Les mille et une questions de la double nationalité
Binational ! Un mot, plusieurs interrogations. Wade a-t-il dirigé le Sénégal illégalement ? Depuis quand la Constitution oblige les candidats à la présidentielle à être de nationalité exclusivement sénégalaise ? Ce que la loi sénégalaise dit sur les binationaux ainsi que la possibilité de renoncer à sa nationalité sénégalaise. Voilà autant que questions. EnQuête pose le débat, sans oublier de voir ce qui anime les Sénégalais qui cherchent la double nationalité.
En déclarant que Karim Wade et son père ont la nationalité française, Me Seydou Diagne, l’avocat de ce dernier, a sans doute fait plus une bourde qu’un lapsus. Une erreur qui pourrait être préjudiciable à Wade fils qui a des ambitions présidentielles. Surtout que la Constitution sénégalaise ne permet pas à un binational d’être candidat. Mais cette révélation voudrait dire également qu’Abdoulaye Wade a dirigé le Sénégal dans l’illégalité, pendant au moins 5 ans (2007-2012). Pourquoi au moins 5 ans ? Parce que les interlocuteurs n’arrivent pas à se retrouver sur la date d’inclusion d’une telle disposition.

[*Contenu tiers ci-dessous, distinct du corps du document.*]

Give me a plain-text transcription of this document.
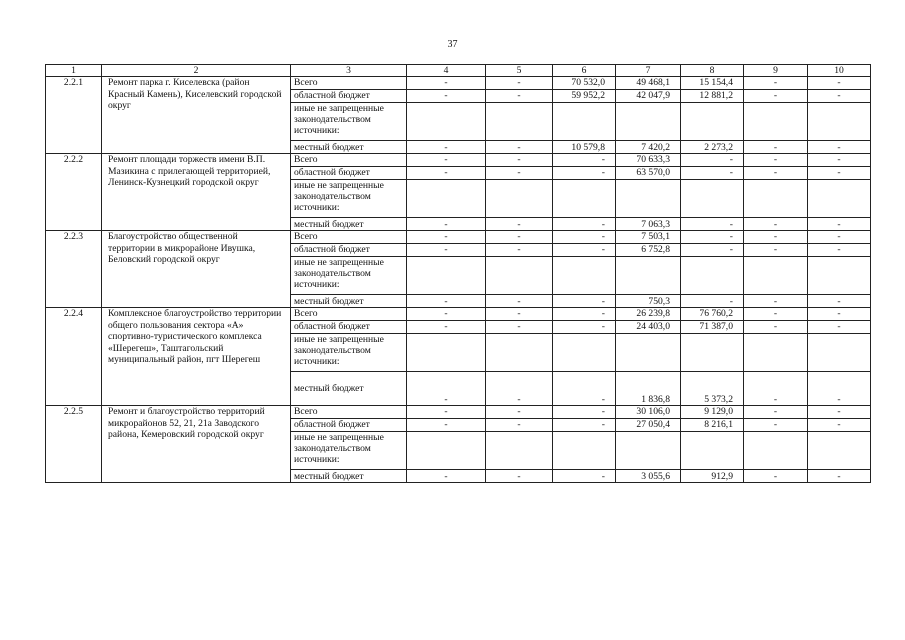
37
1	2	3	4	5	6	7	8	9	10
2.2.1	Ремонт парка г. Киселевска (район Красный Камень), Киселевский городской округ	Всего	-	-	70 532,0	49 468,1	15 154,4	-	-
		областной бюджет	-	-	59 952,2	42 047,9	12 881,2	-	-
		иные не запрещенные законодательством источники:							
		местный бюджет	-	-	10 579,8	7 420,2	2 273,2	-	-
2.2.2	Ремонт площади торжеств имени В.П. Мазикина с прилегающей территорией, Ленинск-Кузнецкий городской округ	Всего	-	-	-	70 633,3	-	-	-
		областной бюджет	-	-	-	63 570,0	-	-	-
		иные не запрещенные законодательством источники:							
		местный бюджет	-	-	-	7 063,3	-	-	-
2.2.3	Благоустройство общественной территории в микрорайоне Ивушка, Беловский городской округ	Всего	-	-	-	7 503,1	-	-	-
		областной бюджет	-	-	-	6 752,8	-	-	-
		иные не запрещенные законодательством источники:							
		местный бюджет	-	-	-	750,3	-	-	-
2.2.4	Комплексное благоустройство территории общего пользования сектора «А» спортивно-туристического комплекса «Шерегеш», Таштагольский муниципальный район, пгт Шерегеш	Всего	-	-	-	26 239,8	76 760,2	-	-
		областной бюджет	-	-	-	24 403,0	71 387,0	-	-
		иные не запрещенные законодательством источники:							
		местный бюджет	-	-	-	1 836,8	5 373,2	-	-
2.2.5	Ремонт и благоустройство территорий микрорайонов 52, 21, 21а Заводского района, Кемеровский городской округ	Всего	-	-	-	30 106,0	9 129,0	-	-
		областной бюджет	-	-	-	27 050,4	8 216,1	-	-
		иные не запрещенные законодательством источники:							
		местный бюджет	-	-	-	3 055,6	912,9	-	-
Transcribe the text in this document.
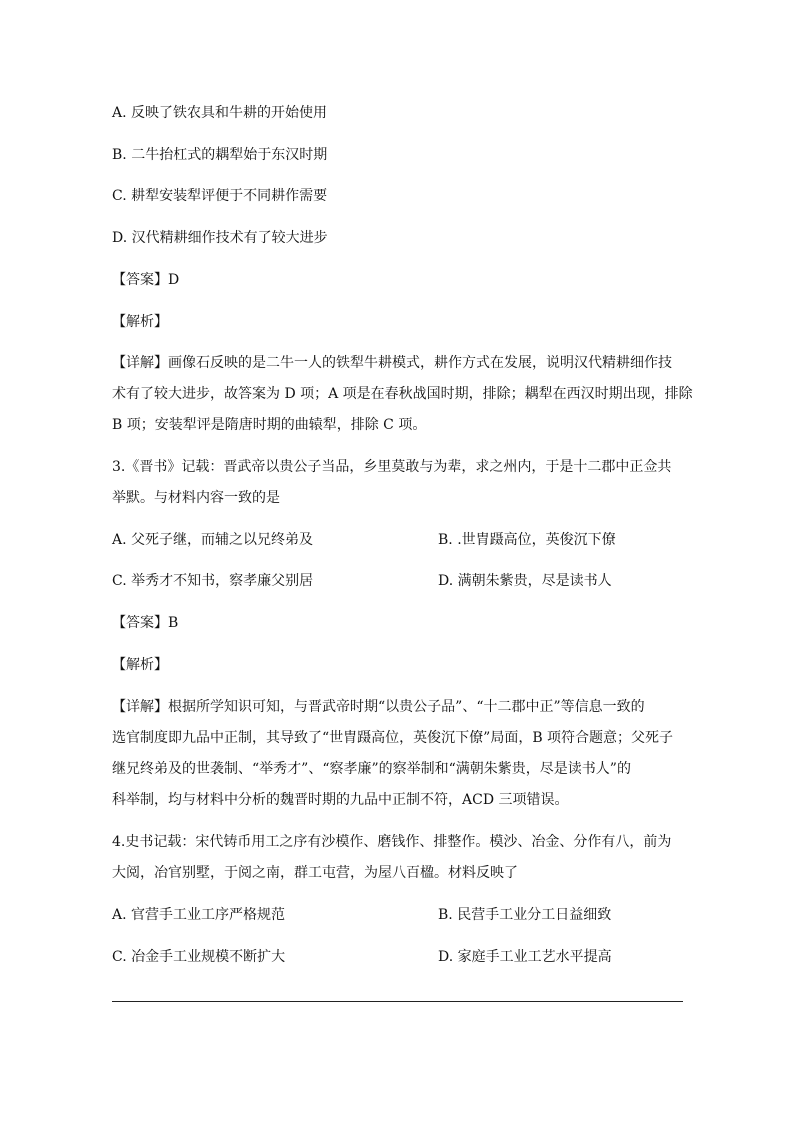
A. 反映了铁农具和牛耕的开始使用
B. 二牛抬杠式的耦犁始于东汉时期
C. 耕犁安装犁评便于不同耕作需要
D. 汉代精耕细作技术有了较大进步
【答案】D
【解析】
【详解】画像石反映的是二牛一人的铁犁牛耕模式，耕作方式在发展，说明汉代精耕细作技
术有了较大进步，故答案为 D 项；A 项是在春秋战国时期，排除；耦犁在西汉时期出现，排除
B 项；安装犁评是隋唐时期的曲辕犁，排除 C 项。
3.《晋书》记载：晋武帝以贵公子当品，乡里莫敢与为辈，求之州内，于是十二郡中正佥共
举默。与材料内容一致的是
A. 父死子继，而辅之以兄终弟及	B. .世胄蹑高位，英俊沉下僚
C. 举秀才不知书，察孝廉父别居	D. 满朝朱紫贵，尽是读书人
【答案】B
【解析】
【详解】根据所学知识可知，与晋武帝时期“以贵公子品”、“十二郡中正”等信息一致的
选官制度即九品中正制，其导致了“世胄蹑高位，英俊沉下僚”局面，B 项符合题意；父死子
继兄终弟及的世袭制、“举秀才”、“察孝廉”的察举制和“满朝朱紫贵，尽是读书人”的
科举制，均与材料中分析的魏晋时期的九品中正制不符，ACD 三项错误。
4.史书记载：宋代铸币用工之序有沙模作、磨钱作、排整作。模沙、冶金、分作有八，前为
大阅，冶官别墅，于阅之南，群工屯营，为屋八百楹。材料反映了
A. 官营手工业工序严格规范	B. 民营手工业分工日益细致
C. 冶金手工业规模不断扩大	D. 家庭手工业工艺水平提高
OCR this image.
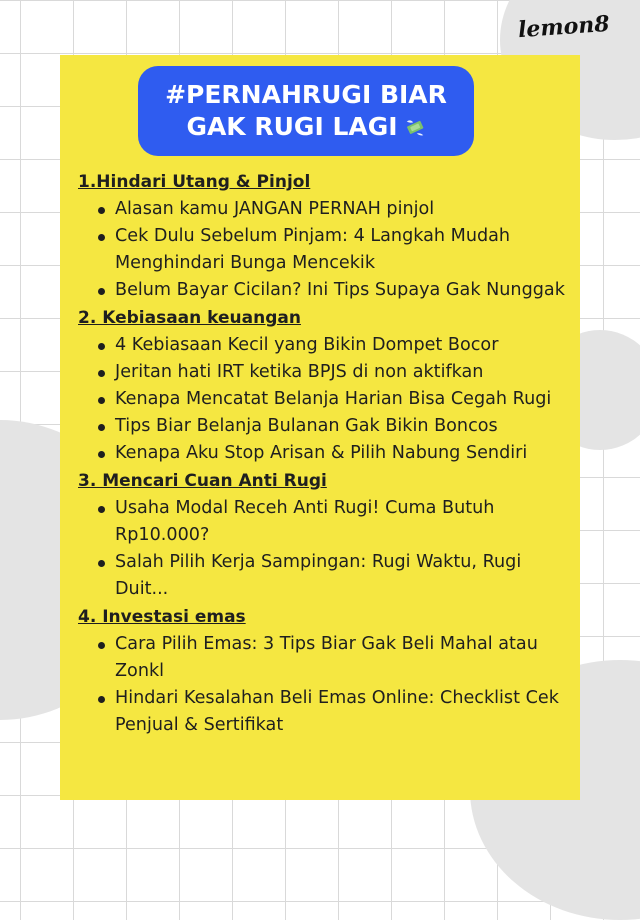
lemon8
#PERNAHRUGI BIAR
GAK RUGI LAGI
1.Hindari Utang & Pinjol
Alasan kamu JANGAN PERNAH pinjol
Cek Dulu Sebelum Pinjam: 4 Langkah Mudah Menghindari Bunga Mencekik
Belum Bayar Cicilan? Ini Tips Supaya Gak Nunggak
2. Kebiasaan keuangan
4 Kebiasaan Kecil yang Bikin Dompet Bocor
Jeritan hati IRT ketika BPJS di non aktifkan
Kenapa Mencatat Belanja Harian Bisa Cegah Rugi
Tips Biar Belanja Bulanan Gak Bikin Boncos
Kenapa Aku Stop Arisan & Pilih Nabung Sendiri
3. Mencari Cuan Anti Rugi
Usaha Modal Receh Anti Rugi! Cuma Butuh Rp10.000?
Salah Pilih Kerja Sampingan: Rugi Waktu, Rugi Duit...
4. Investasi emas
Cara Pilih Emas: 3 Tips Biar Gak Beli Mahal atau Zonkl
Hindari Kesalahan Beli Emas Online: Checklist Cek Penjual & Sertifikat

Selon l’ancien ministre Abdoulaye Makhtar Diop et un constitutionnaliste, l’adverbe ‘’exclusivement’’ a figuré dans la Constitution du Sénégal, bien avant 2001. Par contre, un autre constitutionnaliste et un membre de la mouvance présidentielle soutiennent que c’est Abdoulaye Wade qui a introduit cette disposition dans la Constitution de 2001. En attendant que la vérité soit connue sur cette affaire, on retiendra que si ce que l’avocat a dit est conforme à la réalité, alors Me Wade a gouverné le Sénégal en toute illégalité. Reste à savoir si c’est pendant 12 ans ou pendant 5 ans. Et comment cela a-t-il pu échapper au Conseil constitutionnel chargé de valider les candidatures ?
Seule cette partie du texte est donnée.